The Lightly Worker will need to be running within the permissioned zone that allows S3:GetObject (e.g., within your VPC or IP range) and will need the configuration flag datasource.bypass_verify set to True in the worker configuration.

Important: When restricting S3:GetObject, it will no longer be possible to use the relevant filenames feature.

📘

Note

If you later want to use the Lightly Platform to visualize your data (e.g., see the images in the embedding view), you will also need to whitelist the IPs from where you are planning to access it (e.g., the IP of your ISP at your office or the IP of your VPN).

Restrict IP-Range

The following example restricts access to your bucket datalake so that only services from the IP range 21.21.21.x are allowed to access your data (see “Sid”: “RestrictIP”).

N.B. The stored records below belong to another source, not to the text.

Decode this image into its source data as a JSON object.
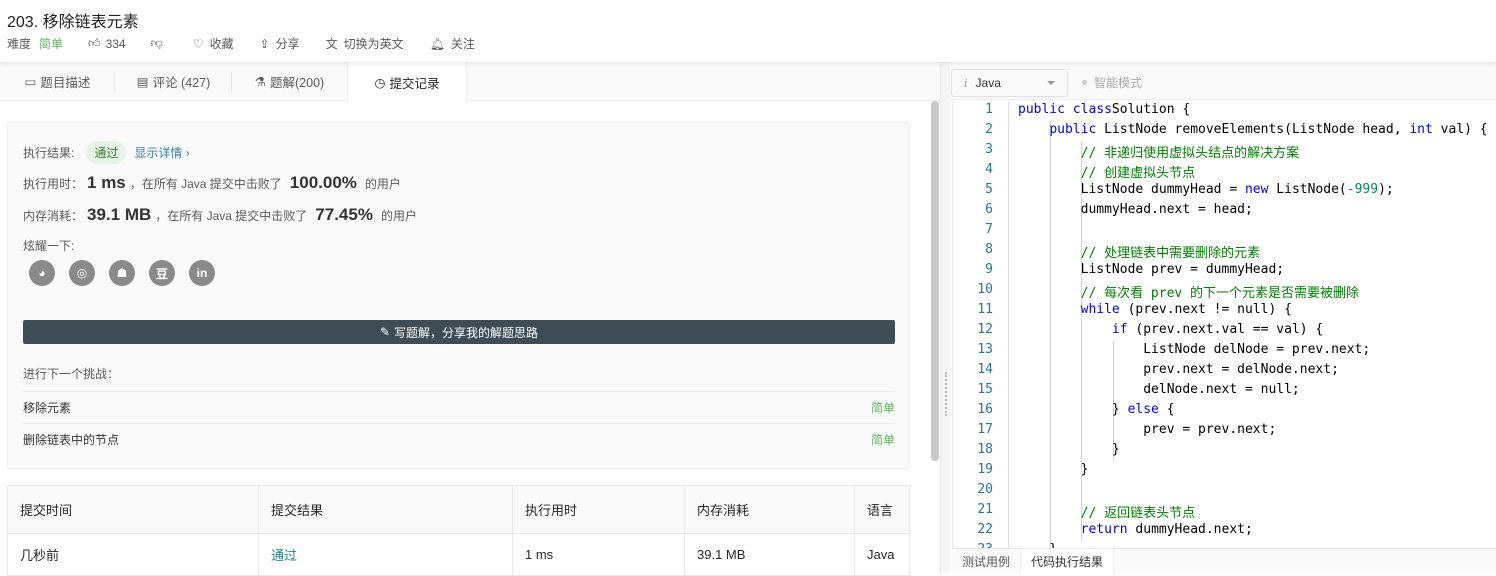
{
  "header": {
    "title": "203. 移除链表元素",
    "difficulty_label": "难度",
    "difficulty": "简单",
    "likes": "334",
    "favorite": "收藏",
    "share": "分享",
    "switch_lang": "切换为英文",
    "follow": "关注"
  },
  "tabs": [
    {
      "label": "题目描述"
    },
    {
      "label": "评论 (427)"
    },
    {
      "label": "题解(200)"
    },
    {
      "label": "提交记录"
    }
  ],
  "result": {
    "label": "执行结果:",
    "status": "通过",
    "details": "显示详情 ›",
    "time_label": "执行用时：",
    "time": "1 ms",
    "time_mid": "，在所有 Java 提交中击败了",
    "time_pct": "100.00%",
    "users": "的用户",
    "mem_label": "内存消耗：",
    "mem": "39.1 MB",
    "mem_mid": "，在所有 Java 提交中击败了",
    "mem_pct": "77.45%",
    "show_off": "炫耀一下:",
    "social": [
      "wechat",
      "weibo",
      "qq",
      "douban",
      "in"
    ],
    "write_button": "写题解，分享我的解题思路",
    "next_label": "进行下一个挑战：",
    "next": [
      {
        "name": "移除元素",
        "difficulty": "简单"
      },
      {
        "name": "删除链表中的节点",
        "difficulty": "简单"
      }
    ]
  },
  "table": {
    "headers": [
      "提交时间",
      "提交结果",
      "执行用时",
      "内存消耗",
      "语言"
    ],
    "rows": [
      [
        "几秒前",
        "通过",
        "1 ms",
        "39.1 MB",
        "Java"
      ]
    ]
  },
  "editor": {
    "language": "Java",
    "smart_mode": "智能模式",
    "bottom_tabs": [
      "测试用例",
      "代码执行结果"
    ],
    "lines": [
      [
        [
          "kw",
          "public class"
        ],
        [
          "",
          "Solution {"
        ]
      ],
      [
        [
          "",
          "    "
        ],
        [
          "kw",
          "public"
        ],
        [
          "",
          " ListNode removeElements(ListNode head, "
        ],
        [
          "kw",
          "int"
        ],
        [
          "",
          " val) {"
        ]
      ],
      [
        [
          "cm",
          "        // 非递归使用虚拟头结点的解决方案"
        ]
      ],
      [
        [
          "cm",
          "        // 创建虚拟头节点"
        ]
      ],
      [
        [
          "",
          "        ListNode dummyHead = "
        ],
        [
          "kw",
          "new"
        ],
        [
          "",
          " ListNode("
        ],
        [
          "nm",
          "-999"
        ],
        [
          "",
          ");"
        ]
      ],
      [
        [
          "",
          "        dummyHead.next = head;"
        ]
      ],
      [],
      [
        [
          "cm",
          "        // 处理链表中需要删除的元素"
        ]
      ],
      [
        [
          "",
          "        ListNode prev = dummyHead;"
        ]
      ],
      [
        [
          "cm",
          "        // 每次看 prev 的下一个元素是否需要被删除"
        ]
      ],
      [
        [
          "",
          "        "
        ],
        [
          "kw",
          "while"
        ],
        [
          "",
          " (prev.next != null) {"
        ]
      ],
      [
        [
          "",
          "            "
        ],
        [
          "kw",
          "if"
        ],
        [
          "",
          " (prev.next.val == val) {"
        ]
      ],
      [
        [
          "",
          "                ListNode delNode = prev.next;"
        ]
      ],
      [
        [
          "",
          "                prev.next = delNode.next;"
        ]
      ],
      [
        [
          "",
          "                delNode.next = null;"
        ]
      ],
      [
        [
          "",
          "            } "
        ],
        [
          "kw",
          "else"
        ],
        [
          "",
          " {"
        ]
      ],
      [
        [
          "",
          "                prev = prev.next;"
        ]
      ],
      [
        [
          "",
          "            }"
        ]
      ],
      [
        [
          "",
          "        }"
        ]
      ],
      [],
      [
        [
          "cm",
          "        // 返回链表头节点"
        ]
      ],
      [
        [
          "",
          "        "
        ],
        [
          "kw",
          "return"
        ],
        [
          "",
          " dummyHead.next;"
        ]
      ],
      [
        [
          "",
          "    }"
        ]
      ]
    ]
  }
}
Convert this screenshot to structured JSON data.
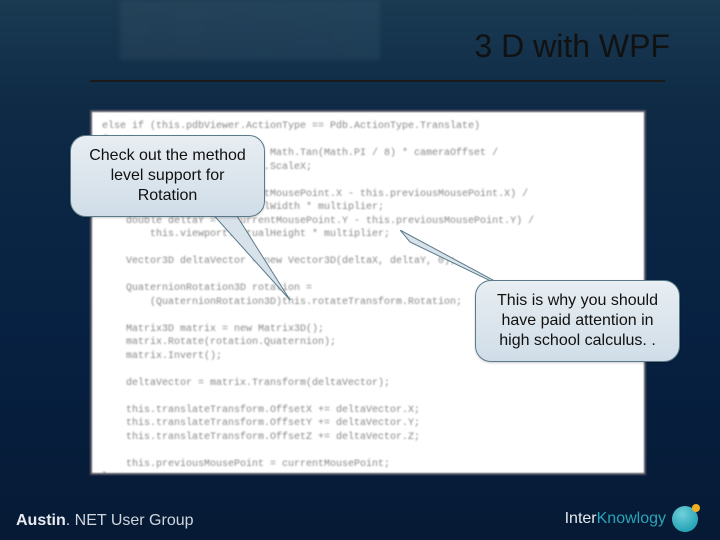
{
  "title": "3 D with WPF",
  "code": "else if (this.pdbViewer.ActionType == Pdb.ActionType.Translate)\n{\n    double multiplier = 2 * Math.Tan(Math.PI / 8) * cameraOffset /\n        this.scaleTransform.ScaleX;\n\n    double deltaX = (currentMousePoint.X - this.previousMousePoint.X) /\n        this.viewport.ActualWidth * multiplier;\n    double deltaY = -(currentMousePoint.Y - this.previousMousePoint.Y) /\n        this.viewport.ActualHeight * multiplier;\n\n    Vector3D deltaVector = new Vector3D(deltaX, deltaY, 0);\n\n    QuaternionRotation3D rotation =\n        (QuaternionRotation3D)this.rotateTransform.Rotation;\n\n    Matrix3D matrix = new Matrix3D();\n    matrix.Rotate(rotation.Quaternion);\n    matrix.Invert();\n\n    deltaVector = matrix.Transform(deltaVector);\n\n    this.translateTransform.OffsetX += deltaVector.X;\n    this.translateTransform.OffsetY += deltaVector.Y;\n    this.translateTransform.OffsetZ += deltaVector.Z;\n\n    this.previousMousePoint = currentMousePoint;\n}",
  "callouts": {
    "rotation": "Check out the method level support for Rotation",
    "calculus": "This is why you should have paid attention in high school calculus. ."
  },
  "footer": {
    "group_left": "Austin",
    "group_right": ". NET User Group",
    "company_a": "Inter",
    "company_b": "Knowlogy"
  }
}
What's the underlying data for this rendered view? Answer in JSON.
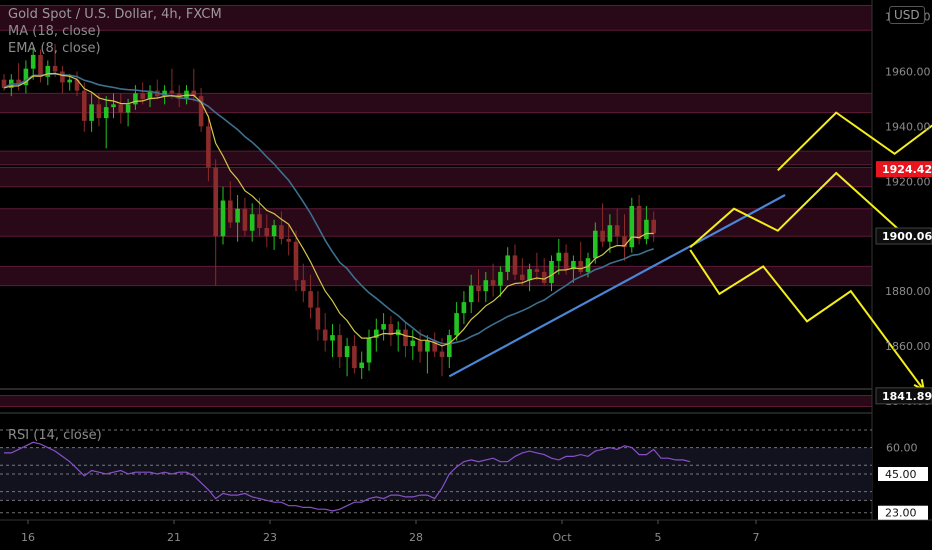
{
  "header": {
    "title": "Gold Spot / U.S. Dollar, 4h, FXCM",
    "indicator_ma": "MA (18, close)",
    "indicator_ema": "EMA (8, close)",
    "currency_button": "USD",
    "rsi_label": "RSI (14, close)"
  },
  "colors": {
    "background": "#000000",
    "bull": "#22c322",
    "bear": "#8b2b2b",
    "ma": "#3d6f8e",
    "ema": "#d4c64a",
    "trendline": "#4a86d6",
    "projection": "#f4ee1c",
    "resistance_zone": "#4a0f2a",
    "rsi_line": "#8a4fc8",
    "rsi_band": "#12121e",
    "axis_text": "#8b8b8b",
    "price_tag_red": "#e8141e",
    "price_tag_dark": "#0d0d0d"
  },
  "chart_data": {
    "type": "candlestick",
    "title": "Gold Spot / U.S. Dollar, 4h, FXCM",
    "price_axis": {
      "ticks": [
        "1980.00",
        "1960.00",
        "1940.00",
        "1920.00",
        "1900.00",
        "1880.00",
        "1860.00",
        "1840.00"
      ],
      "tick_values": [
        1980,
        1960,
        1940,
        1920,
        1900,
        1880,
        1860,
        1840
      ],
      "range": [
        1836,
        1986
      ]
    },
    "time_axis": {
      "labels": [
        "16",
        "21",
        "23",
        "28",
        "Oct",
        "5",
        "7"
      ]
    },
    "price_tags": [
      {
        "text": "1924.42",
        "value": 1924.42,
        "style": "red"
      },
      {
        "text": "1900.06",
        "value": 1900.06,
        "style": "dark"
      },
      {
        "text": "1841.89",
        "value": 1841.89,
        "style": "dark"
      }
    ],
    "resistance_zones": [
      {
        "from": 1975,
        "to": 1984
      },
      {
        "from": 1945,
        "to": 1952
      },
      {
        "from": 1926,
        "to": 1931
      },
      {
        "from": 1918,
        "to": 1925
      },
      {
        "from": 1900,
        "to": 1910
      },
      {
        "from": 1882,
        "to": 1889
      },
      {
        "from": 1838,
        "to": 1842
      }
    ],
    "candles": [
      {
        "o": 1957,
        "h": 1959,
        "l": 1953,
        "c": 1954
      },
      {
        "o": 1954,
        "h": 1959,
        "l": 1951,
        "c": 1957
      },
      {
        "o": 1957,
        "h": 1963,
        "l": 1953,
        "c": 1955
      },
      {
        "o": 1955,
        "h": 1964,
        "l": 1952,
        "c": 1961
      },
      {
        "o": 1961,
        "h": 1969,
        "l": 1957,
        "c": 1966
      },
      {
        "o": 1966,
        "h": 1968,
        "l": 1956,
        "c": 1958
      },
      {
        "o": 1958,
        "h": 1964,
        "l": 1955,
        "c": 1962
      },
      {
        "o": 1962,
        "h": 1970,
        "l": 1958,
        "c": 1960
      },
      {
        "o": 1960,
        "h": 1962,
        "l": 1952,
        "c": 1956
      },
      {
        "o": 1956,
        "h": 1959,
        "l": 1953,
        "c": 1957
      },
      {
        "o": 1957,
        "h": 1960,
        "l": 1951,
        "c": 1953
      },
      {
        "o": 1953,
        "h": 1956,
        "l": 1938,
        "c": 1942
      },
      {
        "o": 1942,
        "h": 1952,
        "l": 1938,
        "c": 1948
      },
      {
        "o": 1948,
        "h": 1952,
        "l": 1940,
        "c": 1943
      },
      {
        "o": 1943,
        "h": 1951,
        "l": 1932,
        "c": 1947
      },
      {
        "o": 1947,
        "h": 1952,
        "l": 1943,
        "c": 1948
      },
      {
        "o": 1948,
        "h": 1952,
        "l": 1941,
        "c": 1945
      },
      {
        "o": 1945,
        "h": 1950,
        "l": 1940,
        "c": 1948
      },
      {
        "o": 1948,
        "h": 1955,
        "l": 1946,
        "c": 1952
      },
      {
        "o": 1952,
        "h": 1956,
        "l": 1948,
        "c": 1950
      },
      {
        "o": 1950,
        "h": 1955,
        "l": 1947,
        "c": 1953
      },
      {
        "o": 1953,
        "h": 1957,
        "l": 1950,
        "c": 1951
      },
      {
        "o": 1951,
        "h": 1955,
        "l": 1948,
        "c": 1953
      },
      {
        "o": 1953,
        "h": 1961,
        "l": 1950,
        "c": 1952
      },
      {
        "o": 1952,
        "h": 1955,
        "l": 1947,
        "c": 1950
      },
      {
        "o": 1950,
        "h": 1955,
        "l": 1948,
        "c": 1953
      },
      {
        "o": 1953,
        "h": 1961,
        "l": 1949,
        "c": 1951
      },
      {
        "o": 1951,
        "h": 1954,
        "l": 1938,
        "c": 1940
      },
      {
        "o": 1940,
        "h": 1944,
        "l": 1920,
        "c": 1925
      },
      {
        "o": 1925,
        "h": 1928,
        "l": 1882,
        "c": 1900
      },
      {
        "o": 1900,
        "h": 1918,
        "l": 1897,
        "c": 1913
      },
      {
        "o": 1913,
        "h": 1920,
        "l": 1903,
        "c": 1905
      },
      {
        "o": 1905,
        "h": 1915,
        "l": 1898,
        "c": 1910
      },
      {
        "o": 1910,
        "h": 1914,
        "l": 1900,
        "c": 1902
      },
      {
        "o": 1902,
        "h": 1912,
        "l": 1898,
        "c": 1908
      },
      {
        "o": 1908,
        "h": 1914,
        "l": 1900,
        "c": 1903
      },
      {
        "o": 1903,
        "h": 1908,
        "l": 1896,
        "c": 1900
      },
      {
        "o": 1900,
        "h": 1906,
        "l": 1895,
        "c": 1904
      },
      {
        "o": 1904,
        "h": 1909,
        "l": 1897,
        "c": 1899
      },
      {
        "o": 1899,
        "h": 1904,
        "l": 1893,
        "c": 1898
      },
      {
        "o": 1898,
        "h": 1902,
        "l": 1880,
        "c": 1884
      },
      {
        "o": 1884,
        "h": 1890,
        "l": 1876,
        "c": 1880
      },
      {
        "o": 1880,
        "h": 1886,
        "l": 1870,
        "c": 1874
      },
      {
        "o": 1874,
        "h": 1880,
        "l": 1862,
        "c": 1866
      },
      {
        "o": 1866,
        "h": 1872,
        "l": 1858,
        "c": 1862
      },
      {
        "o": 1862,
        "h": 1868,
        "l": 1856,
        "c": 1864
      },
      {
        "o": 1864,
        "h": 1868,
        "l": 1852,
        "c": 1856
      },
      {
        "o": 1856,
        "h": 1863,
        "l": 1849,
        "c": 1860
      },
      {
        "o": 1860,
        "h": 1864,
        "l": 1850,
        "c": 1852
      },
      {
        "o": 1852,
        "h": 1858,
        "l": 1848,
        "c": 1854
      },
      {
        "o": 1854,
        "h": 1866,
        "l": 1851,
        "c": 1863
      },
      {
        "o": 1863,
        "h": 1870,
        "l": 1858,
        "c": 1866
      },
      {
        "o": 1866,
        "h": 1872,
        "l": 1862,
        "c": 1868
      },
      {
        "o": 1868,
        "h": 1871,
        "l": 1860,
        "c": 1864
      },
      {
        "o": 1864,
        "h": 1869,
        "l": 1858,
        "c": 1866
      },
      {
        "o": 1866,
        "h": 1869,
        "l": 1856,
        "c": 1860
      },
      {
        "o": 1860,
        "h": 1866,
        "l": 1855,
        "c": 1862
      },
      {
        "o": 1862,
        "h": 1866,
        "l": 1854,
        "c": 1858
      },
      {
        "o": 1858,
        "h": 1864,
        "l": 1850,
        "c": 1862
      },
      {
        "o": 1862,
        "h": 1865,
        "l": 1856,
        "c": 1858
      },
      {
        "o": 1858,
        "h": 1863,
        "l": 1849,
        "c": 1856
      },
      {
        "o": 1856,
        "h": 1866,
        "l": 1852,
        "c": 1864
      },
      {
        "o": 1864,
        "h": 1876,
        "l": 1862,
        "c": 1872
      },
      {
        "o": 1872,
        "h": 1880,
        "l": 1868,
        "c": 1876
      },
      {
        "o": 1876,
        "h": 1886,
        "l": 1872,
        "c": 1882
      },
      {
        "o": 1882,
        "h": 1888,
        "l": 1876,
        "c": 1880
      },
      {
        "o": 1880,
        "h": 1887,
        "l": 1876,
        "c": 1884
      },
      {
        "o": 1884,
        "h": 1890,
        "l": 1878,
        "c": 1882
      },
      {
        "o": 1882,
        "h": 1889,
        "l": 1878,
        "c": 1887
      },
      {
        "o": 1887,
        "h": 1896,
        "l": 1884,
        "c": 1893
      },
      {
        "o": 1893,
        "h": 1897,
        "l": 1884,
        "c": 1886
      },
      {
        "o": 1886,
        "h": 1892,
        "l": 1882,
        "c": 1884
      },
      {
        "o": 1884,
        "h": 1890,
        "l": 1880,
        "c": 1888
      },
      {
        "o": 1888,
        "h": 1894,
        "l": 1884,
        "c": 1887
      },
      {
        "o": 1887,
        "h": 1892,
        "l": 1882,
        "c": 1883
      },
      {
        "o": 1883,
        "h": 1893,
        "l": 1880,
        "c": 1891
      },
      {
        "o": 1891,
        "h": 1899,
        "l": 1886,
        "c": 1894
      },
      {
        "o": 1894,
        "h": 1897,
        "l": 1886,
        "c": 1888
      },
      {
        "o": 1888,
        "h": 1893,
        "l": 1883,
        "c": 1891
      },
      {
        "o": 1891,
        "h": 1898,
        "l": 1886,
        "c": 1887
      },
      {
        "o": 1887,
        "h": 1894,
        "l": 1885,
        "c": 1892
      },
      {
        "o": 1892,
        "h": 1905,
        "l": 1890,
        "c": 1902
      },
      {
        "o": 1902,
        "h": 1912,
        "l": 1896,
        "c": 1898
      },
      {
        "o": 1898,
        "h": 1908,
        "l": 1894,
        "c": 1904
      },
      {
        "o": 1904,
        "h": 1910,
        "l": 1897,
        "c": 1900
      },
      {
        "o": 1900,
        "h": 1908,
        "l": 1891,
        "c": 1896
      },
      {
        "o": 1896,
        "h": 1914,
        "l": 1894,
        "c": 1911
      },
      {
        "o": 1911,
        "h": 1915,
        "l": 1897,
        "c": 1899
      },
      {
        "o": 1899,
        "h": 1911,
        "l": 1897,
        "c": 1906
      },
      {
        "o": 1906,
        "h": 1909,
        "l": 1898,
        "c": 1901
      }
    ],
    "ma18_close": {
      "label": "MA (18, close)"
    },
    "ema8_close": {
      "label": "EMA (8, close)"
    },
    "trendline": {
      "from": {
        "bar": 61,
        "value": 1849
      },
      "to": {
        "bar": 107,
        "value": 1915
      }
    },
    "projections": [
      {
        "path": [
          [
            94,
            1896
          ],
          [
            100,
            1910
          ],
          [
            106,
            1902
          ],
          [
            114,
            1923
          ],
          [
            124,
            1899
          ]
        ]
      },
      {
        "path": [
          [
            106,
            1924
          ],
          [
            114,
            1945
          ],
          [
            122,
            1930
          ],
          [
            134,
            1954
          ]
        ]
      },
      {
        "path": [
          [
            94,
            1895
          ],
          [
            98,
            1879
          ],
          [
            104,
            1889
          ],
          [
            110,
            1869
          ],
          [
            116,
            1880
          ],
          [
            126,
            1844
          ]
        ]
      }
    ],
    "rsi": {
      "label": "RSI (14, close)",
      "levels": [
        70,
        60,
        50,
        45,
        35,
        30,
        23
      ],
      "tick_labels": [
        "60.00",
        "45.00",
        "23.00"
      ],
      "values": [
        57,
        57,
        59,
        61,
        63,
        62,
        60,
        58,
        55,
        52,
        48,
        44,
        47,
        46,
        45,
        46,
        47,
        45,
        46,
        46,
        46,
        45,
        46,
        45,
        46,
        46,
        44,
        40,
        36,
        31,
        34,
        33,
        33,
        34,
        32,
        31,
        30,
        29,
        29,
        27,
        27,
        26,
        26,
        25,
        25,
        24,
        25,
        27,
        29,
        29,
        31,
        32,
        31,
        33,
        33,
        32,
        32,
        33,
        33,
        31,
        37,
        45,
        49,
        52,
        53,
        52,
        53,
        54,
        52,
        52,
        55,
        57,
        58,
        57,
        56,
        54,
        53,
        55,
        55,
        56,
        55,
        58,
        59,
        60,
        59,
        61,
        60,
        56,
        56,
        59,
        54,
        54,
        53,
        53,
        52
      ]
    }
  }
}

For Lightly to work correctly, we allow s3:ListBucket (see “Sid”: “AllowLightly”).

{
    "Version": "2012-10-17",
    "Statement": [
        {
            "Sid": "RestrictIP",
            "Action": "s3:*",
            "Effect": "Allow",
            "Resource": [
                "arn:aws:s3:::datalake",
                "arn:aws:s3:::datalake/projects/farm-animals/*"
            ],
            "Condition": {
                "IpAddress": {
                    "aws:SourceIp": [
                        "21.21.21.0/24"
                    ]
                }
            }
        },
        {
            "Sid": "AllowLightly",
            "Effect": "Allow",
            "Action": "s3:ListBucket",
            "Resource": [
                "arn:aws:s3:::datalake",
                "arn:aws:s3:::datalake/projects/farm-animals/*"
            ]
        }
    ]
}

Restrict VPC

It is possible to restrict access to a specific VPC by specifying a string condition.

{
    "Version": "2012-10-17",
    "Statement": [
        {
            "Sid": "RestrictVPC",
            "Action": "s3:*",
            "Effect": "Allow",
            "Resource": [
                "arn:aws:s3:::datalake",
                "arn:aws:s3:::datalake/projects/farm-animals/*"
            ],
            "Condition": {
                "StringEquals": {
                    "aws:SourceVpc": "vpc-111bbb22"
                }
            }
        },
        {
            "Sid": "AllowLightly",
            "Effect": "Allow",
            "Action": "s3:ListBucket",
            "Resource": [
                "arn:aws:s3:::datalake",
                "arn:aws:s3:::datalake/projects/farm-animals/*"
            ]
        }
    ]
}

Further Restrictions

There are different ways of expressing the logic of restricting access to your resources. You can DENY access to specific permissions or invert the permission with NotAction. There are also further conditional operators and string conditions to be more explicit.